Apple filed a federal lawsuit on July 10, 2026, alleging that OpenAI and its chief hardware officer Tang Tan orchestrated a systematic campaign to steal confidential trade secrets related to unreleased Apple products. According to the complaint, OpenAI encouraged former Apple employees and job candidates to share components, drawings, and internal product information to accelerate OpenAI's own hardware development efforts.

The lawsuit centers on whether OpenAI deliberately solicited proprietary information from people it was recruiting or interviewing. Apple is seeking an injunction to prevent OpenAI from using the stolen data in its hardware designs and has indicated the case will proceed as a multiyear jury trial. The specific details of what information was transferred and the full scope of OpenAI's alleged solicitation remain unclear from public filings.

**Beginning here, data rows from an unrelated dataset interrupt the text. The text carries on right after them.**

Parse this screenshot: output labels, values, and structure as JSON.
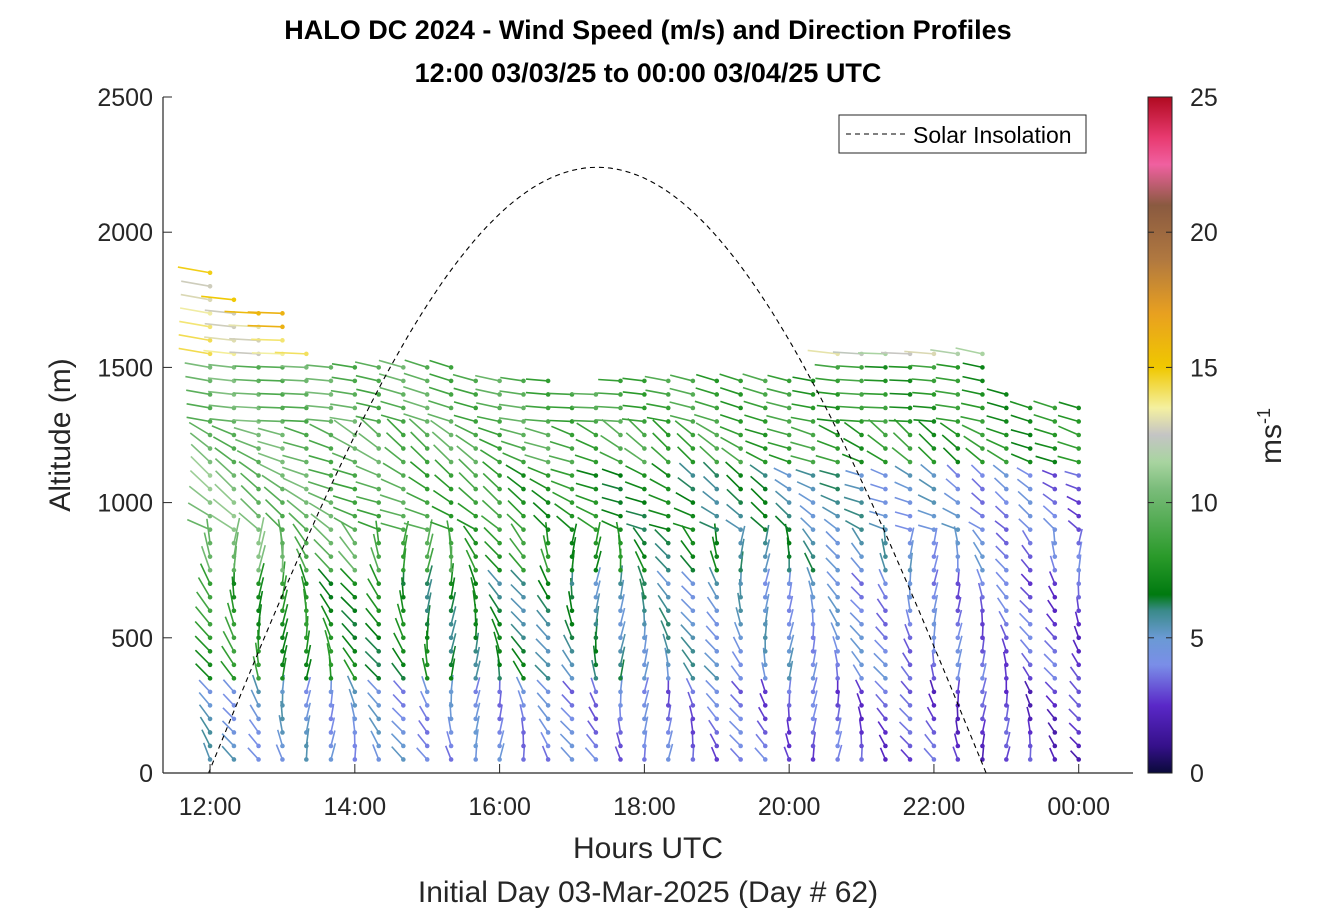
{
  "chart_data": {
    "type": "quiver",
    "title": "HALO DC 2024 - Wind Speed (m/s) and Direction Profiles",
    "subtitle": "12:00 03/03/25 to 00:00 03/04/25  UTC",
    "xlabel": "Hours UTC",
    "xlabel2": "Initial Day 03-Mar-2025 (Day # 62)",
    "ylabel": "Altitude (m)",
    "colorbar_label_base": "ms",
    "colorbar_label_exp": "-1",
    "x_tick_labels": [
      "12:00",
      "14:00",
      "16:00",
      "18:00",
      "20:00",
      "22:00",
      "00:00"
    ],
    "x_tick_hours": [
      12,
      14,
      16,
      18,
      20,
      22,
      24
    ],
    "y_ticks": [
      0,
      500,
      1000,
      1500,
      2000,
      2500
    ],
    "colorbar_ticks": [
      0,
      5,
      10,
      15,
      20,
      25
    ],
    "xlim_hours": [
      11.35,
      24.75
    ],
    "ylim": [
      0,
      2500
    ],
    "clim": [
      0,
      25
    ],
    "legend": {
      "entries": [
        "Solar Insolation"
      ],
      "location": "top-right",
      "line_style": "dashed"
    },
    "solar_insolation": {
      "sunrise_hour": 11.98,
      "sunset_hour": 22.72,
      "peak_hour": 17.35,
      "peak_altitude_equiv": 2240
    },
    "profiles": {
      "hours": [
        12.0,
        12.33,
        12.67,
        13.0,
        13.33,
        13.67,
        14.0,
        14.33,
        14.67,
        15.0,
        15.33,
        15.67,
        16.0,
        16.33,
        16.67,
        17.0,
        17.33,
        17.67,
        18.0,
        18.33,
        18.67,
        19.0,
        19.33,
        19.67,
        20.0,
        20.33,
        20.67,
        21.0,
        21.33,
        21.67,
        22.0,
        22.33,
        22.67,
        23.0,
        23.33,
        23.67,
        24.0
      ],
      "top_altitude_m": [
        1870,
        1790,
        1740,
        1700,
        1560,
        1530,
        1520,
        1530,
        1520,
        1510,
        1500,
        1490,
        1480,
        1460,
        1450,
        1440,
        1440,
        1470,
        1480,
        1480,
        1460,
        1480,
        1460,
        1450,
        1470,
        1480,
        1560,
        1550,
        1560,
        1550,
        1550,
        1560,
        1550,
        1400,
        1380,
        1380,
        1380
      ],
      "altitude_step_m": 50,
      "speed_bands": [
        {
          "max_altitude_m": 300,
          "speed_early": 5.0,
          "speed_late": 2.5
        },
        {
          "max_altitude_m": 700,
          "speed_early": 8.0,
          "speed_late": 3.0
        },
        {
          "max_altitude_m": 1100,
          "speed_early": 10.5,
          "speed_late": 3.5
        },
        {
          "max_altitude_m": 1500,
          "speed_early": 10.0,
          "speed_late": 7.5
        },
        {
          "max_altitude_m": 1900,
          "speed_early": 13.5,
          "speed_late": 12.0
        }
      ]
    }
  }
}
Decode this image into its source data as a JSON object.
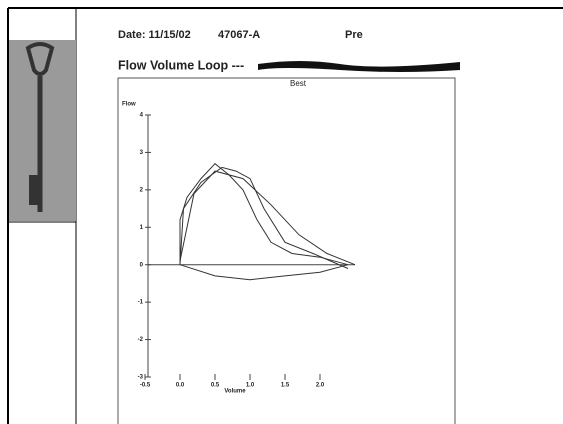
{
  "document": {
    "date": "Date: 11/15/02",
    "id": "47067-A",
    "phase": "Pre",
    "title": "Flow Volume Loop ---"
  },
  "chart_data": {
    "type": "line",
    "annotation": "Best",
    "ylabel": "Flow",
    "xlabel": "Volume",
    "xlim": [
      -0.5,
      2.5
    ],
    "ylim": [
      -3,
      4
    ],
    "xticks": [
      -0.5,
      {
        "value": 0,
        "label": "0.0"
      },
      0.5,
      {
        "value": 1,
        "label": "1.0"
      },
      1.5,
      {
        "value": 2,
        "label": "2.0"
      }
    ],
    "yticks": [
      -3,
      -2,
      -1,
      0,
      1,
      2,
      3,
      4
    ],
    "series": [
      {
        "color": "#333",
        "x": [
          0,
          0,
          0.1,
          0.3,
          0.5,
          0.7,
          0.9,
          1.1,
          1.3,
          1.6,
          2.0,
          2.4
        ],
        "values": [
          0,
          1.2,
          1.8,
          2.3,
          2.7,
          2.4,
          2.0,
          1.2,
          0.6,
          0.3,
          0.2,
          0
        ]
      },
      {
        "color": "#333",
        "x": [
          0,
          0.05,
          0.3,
          0.6,
          0.8,
          1.0,
          1.2,
          1.5,
          1.9,
          2.4
        ],
        "values": [
          0,
          1.5,
          2.2,
          2.6,
          2.5,
          2.3,
          1.5,
          0.6,
          0.3,
          -0.1
        ]
      },
      {
        "color": "#333",
        "x": [
          0,
          0.2,
          0.5,
          0.9,
          1.3,
          1.7,
          2.1,
          2.5
        ],
        "values": [
          0.1,
          1.9,
          2.5,
          2.3,
          1.6,
          0.8,
          0.3,
          0
        ]
      },
      {
        "color": "#333",
        "x": [
          0,
          0.5,
          1.0,
          1.5,
          2.0,
          2.4
        ],
        "values": [
          0,
          -0.3,
          -0.4,
          -0.3,
          -0.2,
          0
        ]
      }
    ]
  }
}
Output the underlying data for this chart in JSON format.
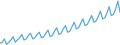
{
  "line_color": "#5aaadc",
  "background_color": "#ffffff",
  "linewidth": 0.9,
  "figsize": [
    1.2,
    0.45
  ],
  "dpi": 100,
  "values": [
    0.7,
    0.8,
    1.1,
    0.6,
    0.8,
    1.0,
    1.3,
    0.8,
    1.0,
    1.2,
    1.5,
    1.0,
    1.1,
    1.4,
    1.6,
    1.1,
    1.2,
    1.5,
    1.7,
    1.2,
    1.3,
    1.6,
    1.9,
    1.3,
    1.4,
    1.8,
    2.1,
    1.5,
    1.6,
    2.0,
    2.3,
    1.7,
    1.8,
    2.2,
    2.6,
    2.0,
    2.1,
    2.5,
    2.9,
    2.3,
    2.4,
    2.8,
    3.2,
    2.6,
    2.7,
    3.1,
    3.6,
    2.9,
    3.0,
    3.4,
    4.0,
    3.2,
    3.3,
    3.8,
    4.5,
    3.5
  ]
}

This dispute escalated after Apple's private outreach failed. In February 2026, Apple contacted OpenAI requesting it cease accepting information from former employees and interviewees. When OpenAI did not respond, Apple moved to litigation. The case matters because it tests intellectual property protections as AI companies expand into hardware—a direct threat to Apple's device business. A judgment against OpenAI could significantly delay or reshape its hardware rollout and establish precedent for how trade secret law applies to cross-company recruitment in the AI sector.